Cough and cold medications containing codeine and hydrocodone have been used in children for years, despite links to misuse and addiction in adolescents, as well as the potential for fatal respiratory depression in adolescents. young children. The United States Food and Drug Administration (FDA) issued a safety communication contraindicating the use of codeine in children aged 0-11 years on April 20, 2017, and then on January 11, 2018, the FDA issued announced that cough and cold medicines containing codeine and 11, 2018, the FDA released a safety communication announcing that codeine and hydrocodone are no longer approved for use in children and adolescents aged 0 to 17. One investigation examined whether these 2 changes were related to changes in prescribing behaviors for cough and cold medications with codeine and hydrocodone in children and adolescents.1

Investigators looked at the 2014-2019 IQVIA longitudinal prescribing data, which includes 92% of all retail pharmacies in the United States. Months of security communications were excluded from the scans.

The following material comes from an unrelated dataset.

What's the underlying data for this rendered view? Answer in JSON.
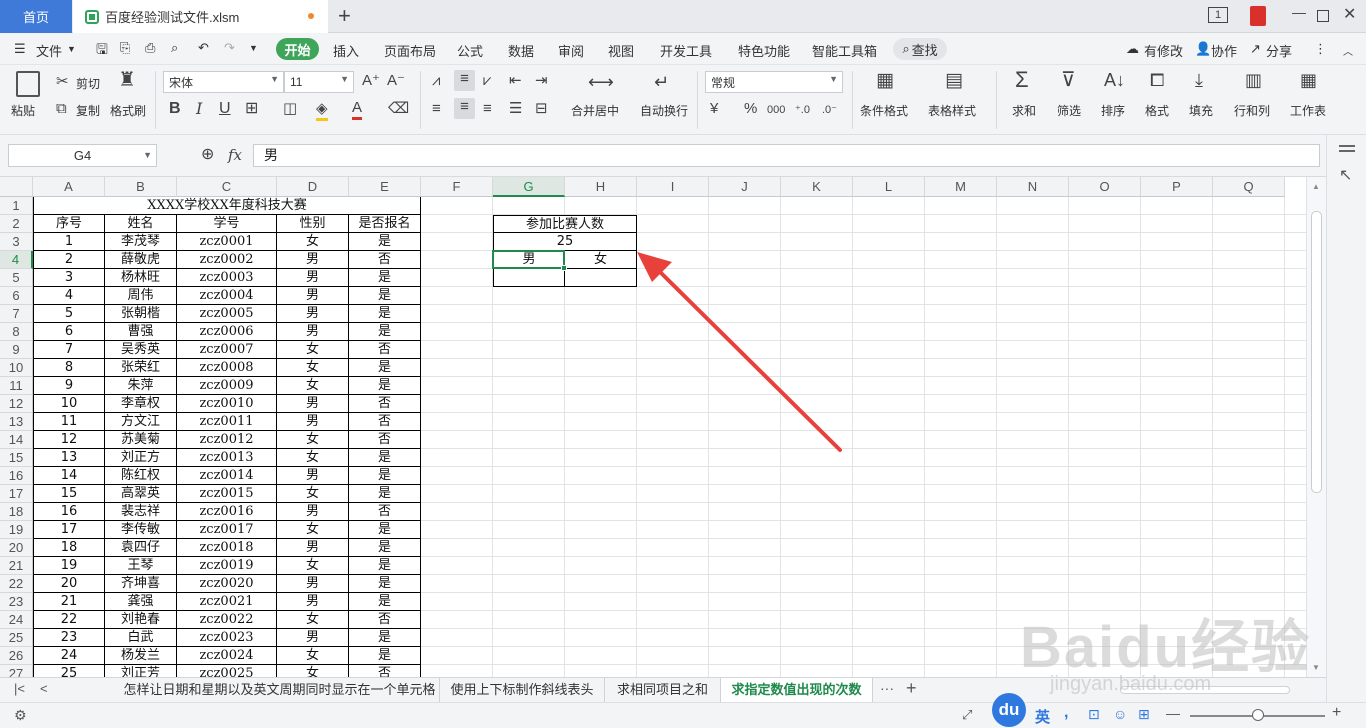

Form 2014-2019, they found 1,145,357 prescriptions for cough and cold medicine containing codeine and hydrocodone for children and adolescents aged 0-17 years. Almost 60% of these prescriptions were for adolescents. Prescriptions were most often written by family physicians (28.9%), pediatricians (22.2%) and nurse practitioners (10.5%). During the period 2014-2019, codeine-based cough and cold medicines increased from 232,140 in 2014 to 23,008 in 2019. No communication was linked to changes in level or slope in patients. children aged 0 to 11 or adolescents aged 12 to 17. Among hydrocodone-based drugs, prescriptions increased from 132,501 in 2014 to 32,232 in 2019. The 2018 safety communication was not related to level changes, but was related to an increase in slope.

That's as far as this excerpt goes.